The authorities buried the culled horses in deep graves to prevent the disease from spreading further, while also placing the island under quarantine, forbidding any animals from entering or leaving the island.
Panic among the locals ensued after news broke out about the contagious, incurable disease among the horses, which have been used to pull carriers for years as the main means of transportation on the island.
The experts urged locals to remain calm but also warned them to be cautious. Speaking to Anadolu Agency, the deputy chairman of Istanbul Veterinarian's Association said humans could be infected with glanders.
"The disease can spread to humans in two forms. It can be an airborne transmission, or it can infect people who consume horse meat. If a patient gets sick via airborne transmission, they will have difficulty breathing, especially if they have a weak immune system," professor Murat Arslan said.
Arslan urged authorities to take necessary precautions or risk losing the island's entire horse population. "If precautions are not taken, it can spread to every single horse on the island.

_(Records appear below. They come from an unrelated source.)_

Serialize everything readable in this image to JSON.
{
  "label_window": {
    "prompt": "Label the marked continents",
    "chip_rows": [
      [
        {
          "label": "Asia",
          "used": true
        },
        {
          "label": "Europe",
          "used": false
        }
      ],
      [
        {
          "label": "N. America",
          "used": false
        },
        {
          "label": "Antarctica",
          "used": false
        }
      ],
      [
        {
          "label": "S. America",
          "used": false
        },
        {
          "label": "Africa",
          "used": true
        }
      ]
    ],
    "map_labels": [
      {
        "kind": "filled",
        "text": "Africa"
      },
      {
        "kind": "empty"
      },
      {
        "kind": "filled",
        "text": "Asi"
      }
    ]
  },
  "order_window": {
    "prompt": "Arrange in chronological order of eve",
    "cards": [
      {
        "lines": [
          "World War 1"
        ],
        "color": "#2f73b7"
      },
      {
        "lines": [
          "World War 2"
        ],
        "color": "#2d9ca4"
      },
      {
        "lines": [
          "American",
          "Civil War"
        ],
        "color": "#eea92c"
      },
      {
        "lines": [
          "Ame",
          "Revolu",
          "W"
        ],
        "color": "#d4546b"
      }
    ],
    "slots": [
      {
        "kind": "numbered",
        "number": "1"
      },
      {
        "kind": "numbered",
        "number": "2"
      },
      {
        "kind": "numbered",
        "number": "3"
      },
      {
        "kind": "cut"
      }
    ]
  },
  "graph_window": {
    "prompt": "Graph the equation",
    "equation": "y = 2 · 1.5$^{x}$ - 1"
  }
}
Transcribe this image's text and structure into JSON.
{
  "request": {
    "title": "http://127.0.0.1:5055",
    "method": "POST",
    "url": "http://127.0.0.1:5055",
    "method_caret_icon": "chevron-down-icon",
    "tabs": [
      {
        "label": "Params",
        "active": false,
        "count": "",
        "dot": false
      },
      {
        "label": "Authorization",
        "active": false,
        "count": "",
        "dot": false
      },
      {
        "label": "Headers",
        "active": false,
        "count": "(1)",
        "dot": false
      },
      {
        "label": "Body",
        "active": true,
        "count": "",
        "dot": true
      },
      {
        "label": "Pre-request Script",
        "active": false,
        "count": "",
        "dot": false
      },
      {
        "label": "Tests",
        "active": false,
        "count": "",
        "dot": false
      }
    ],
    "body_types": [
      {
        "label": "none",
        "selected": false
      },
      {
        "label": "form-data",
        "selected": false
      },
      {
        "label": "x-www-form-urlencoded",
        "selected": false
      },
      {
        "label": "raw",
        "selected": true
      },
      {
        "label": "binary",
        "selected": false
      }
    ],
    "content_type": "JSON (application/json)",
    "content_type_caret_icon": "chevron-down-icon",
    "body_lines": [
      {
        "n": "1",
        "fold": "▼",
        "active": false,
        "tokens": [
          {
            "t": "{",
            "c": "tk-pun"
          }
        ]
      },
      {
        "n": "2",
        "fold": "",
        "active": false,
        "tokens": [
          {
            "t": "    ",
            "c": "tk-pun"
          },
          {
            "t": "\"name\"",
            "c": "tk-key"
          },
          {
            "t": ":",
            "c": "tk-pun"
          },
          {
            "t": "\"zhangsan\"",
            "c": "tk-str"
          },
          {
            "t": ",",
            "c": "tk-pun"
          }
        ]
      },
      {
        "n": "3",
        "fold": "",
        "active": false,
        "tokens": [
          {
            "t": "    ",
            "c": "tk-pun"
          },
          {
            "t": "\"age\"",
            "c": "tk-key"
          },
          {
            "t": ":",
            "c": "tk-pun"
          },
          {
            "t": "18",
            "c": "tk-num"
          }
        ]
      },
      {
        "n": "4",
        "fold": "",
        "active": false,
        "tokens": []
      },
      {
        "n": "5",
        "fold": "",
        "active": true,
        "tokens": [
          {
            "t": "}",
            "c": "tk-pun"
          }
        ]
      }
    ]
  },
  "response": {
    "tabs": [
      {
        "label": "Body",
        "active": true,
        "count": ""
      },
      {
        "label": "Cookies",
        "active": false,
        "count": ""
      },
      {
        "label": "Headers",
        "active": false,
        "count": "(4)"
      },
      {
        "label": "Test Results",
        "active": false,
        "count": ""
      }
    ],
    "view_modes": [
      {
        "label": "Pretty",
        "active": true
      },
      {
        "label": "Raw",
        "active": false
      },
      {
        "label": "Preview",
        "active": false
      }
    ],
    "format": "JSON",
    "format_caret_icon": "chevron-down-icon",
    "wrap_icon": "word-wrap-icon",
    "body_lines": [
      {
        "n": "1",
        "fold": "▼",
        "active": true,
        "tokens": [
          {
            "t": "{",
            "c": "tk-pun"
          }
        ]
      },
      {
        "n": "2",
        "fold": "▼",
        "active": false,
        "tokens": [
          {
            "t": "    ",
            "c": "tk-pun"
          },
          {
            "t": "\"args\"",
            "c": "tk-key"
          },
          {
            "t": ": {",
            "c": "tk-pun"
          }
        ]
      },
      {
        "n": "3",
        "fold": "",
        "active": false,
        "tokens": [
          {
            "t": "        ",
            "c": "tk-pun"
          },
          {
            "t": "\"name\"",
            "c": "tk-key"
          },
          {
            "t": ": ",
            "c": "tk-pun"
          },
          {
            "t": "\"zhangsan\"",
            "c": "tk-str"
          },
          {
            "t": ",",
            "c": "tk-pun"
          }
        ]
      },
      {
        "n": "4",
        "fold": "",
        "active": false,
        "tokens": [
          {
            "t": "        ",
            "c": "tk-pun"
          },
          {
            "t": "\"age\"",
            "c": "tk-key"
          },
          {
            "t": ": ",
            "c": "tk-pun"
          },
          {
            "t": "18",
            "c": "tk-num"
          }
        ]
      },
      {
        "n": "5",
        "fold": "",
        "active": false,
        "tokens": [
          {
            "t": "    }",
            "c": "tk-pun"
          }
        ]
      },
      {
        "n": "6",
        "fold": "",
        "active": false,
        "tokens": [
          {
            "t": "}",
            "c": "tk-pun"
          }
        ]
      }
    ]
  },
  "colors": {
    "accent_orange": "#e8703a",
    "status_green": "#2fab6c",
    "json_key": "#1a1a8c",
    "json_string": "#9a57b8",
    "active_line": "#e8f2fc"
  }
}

There is no known cure to this disease. We use antibiotics and supplementary treatments but fatality rates remain high," he said.
According to Arslan, horses can get infected in many ways and a thorough cleaning in barns where horses are kept is vital to keep it from spreading. "It has multiple forms when it comes to horses. It can cause large pus-filled lesions on the horse's skin. It can also cause breathing difficulties. An infected horse will soon lose appetite and weight. It can kill a malnourished horse in three to five days," Arslan said.
The use of horses on Princes' Islands have been a source of contention in Turkey. Animal rights activists claim that dozens of horses die every year on the islands after being forced to carry heavy loads for long hours without any break. They claim that most of the horses brought to the islands are either old, crippled or utility horses.
The activists urged the government to ban the use of horses and proposed the use of electric carriages instead. Authorities last year said they would find a permanent solution to the problem that would also be the best for the horses but no solid step has been taken so far.